Osmanlı mirasından TVF’ye

Ülkenin, -kimilerinin- torunu olmakla övündüğü Osmanlı’dan miras en köklü bankası Ziraat artık Türkiye Varlık Fonu’nun (TVF) malı. 154 yıl önce “Ezilen çiftçilerin dertlerine çare...

Ülkenin, -kimilerinin- torunu olmakla övündüğü Osmanlı’dan miras en köklü bankası Ziraat artık Türkiye Varlık Fonu’nun (TVF) malı.

154 yıl önce “Ezilen çiftçilerin dertlerine çare bulunabilmesi” (kendi sayfasından alıntı) amacıyla kurulan Ziraat, Kerkük-Yumurtalık ham petrol boru hattı sürecinde kurulan BOTAŞ, yılbaşı ikramiyesi tadında ocakta devredilen Milli Piyango, daha niceleri de beş buçuk ay önce kurulan TVF marifetiyle “kâğıt” olacakları günü beklemeye başladı. Kâğıttan kastım “seküritizasyon” dedikleri, menkul kıymet haline getirilmesi.

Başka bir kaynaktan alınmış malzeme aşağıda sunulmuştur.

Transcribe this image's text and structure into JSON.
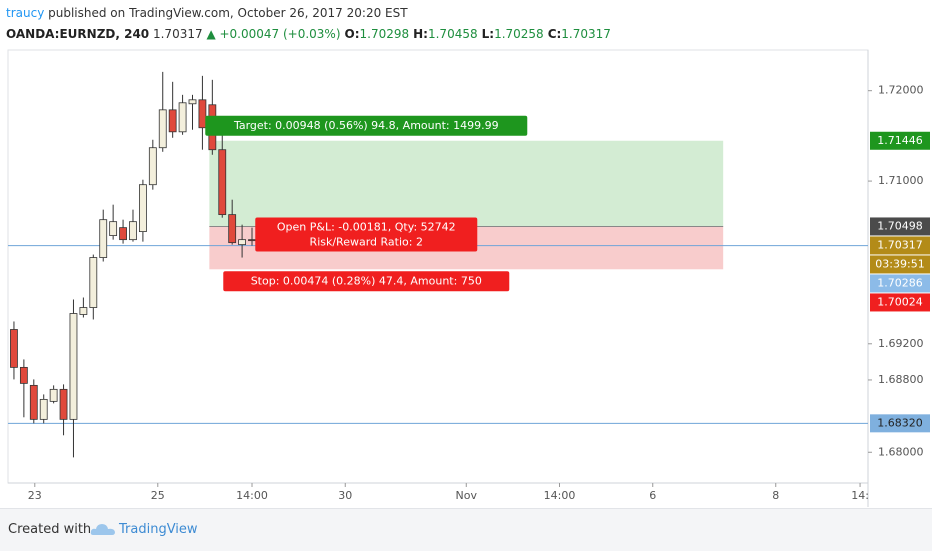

Düne kadar BDDK ve Sayıştay denetiminde olan Ziraat Bankası, Başbakan’a bağlı çalışan ve bundan böyle -o da muhalefet milletvekillerinin zoruyla- konulmuş “bağımsız denetim”e mi tabi olacak?

TVF’yi kuran yasanın zamanlama ve usulü, son kararların öncü sinyaliydi. Adamakıllı işleyen bir yasama gücünün varlığında, kanun tasarısı olarak (yani görüşler, müzakereler, etki analizlerinin ardından) gelmesi gerekecek önemdeki bu yapı, talimat üzere olduğu aşikâr 16 iktidar milletvekilinin imzasıyla “teklif” olarak gelmişti.

AKP iktidarında Meclis’e gelen “teklif”ler, hep acil ihtiyaç ve hız anlamına geldi. 15 Temmuz kanlı darbe girişiminin ardından ilan edilen OHAL rejiminin ilk sıralardaki önemli yasalarından biri olan TVF’nin teklif olarak gelişi de böylesi bir aciliyet arayışının sonucuydu. Ve nitekim bu arayış, teklifin gerekçesinde şöyle özetleniyordu: “Otoyollar, Kanal İstanbul, üçüncü köprü ve havalimanı, nükleer santral gibi büyük altyapı projelerine kamu kesimi borcu arttırılmadan finansman sağlanması.”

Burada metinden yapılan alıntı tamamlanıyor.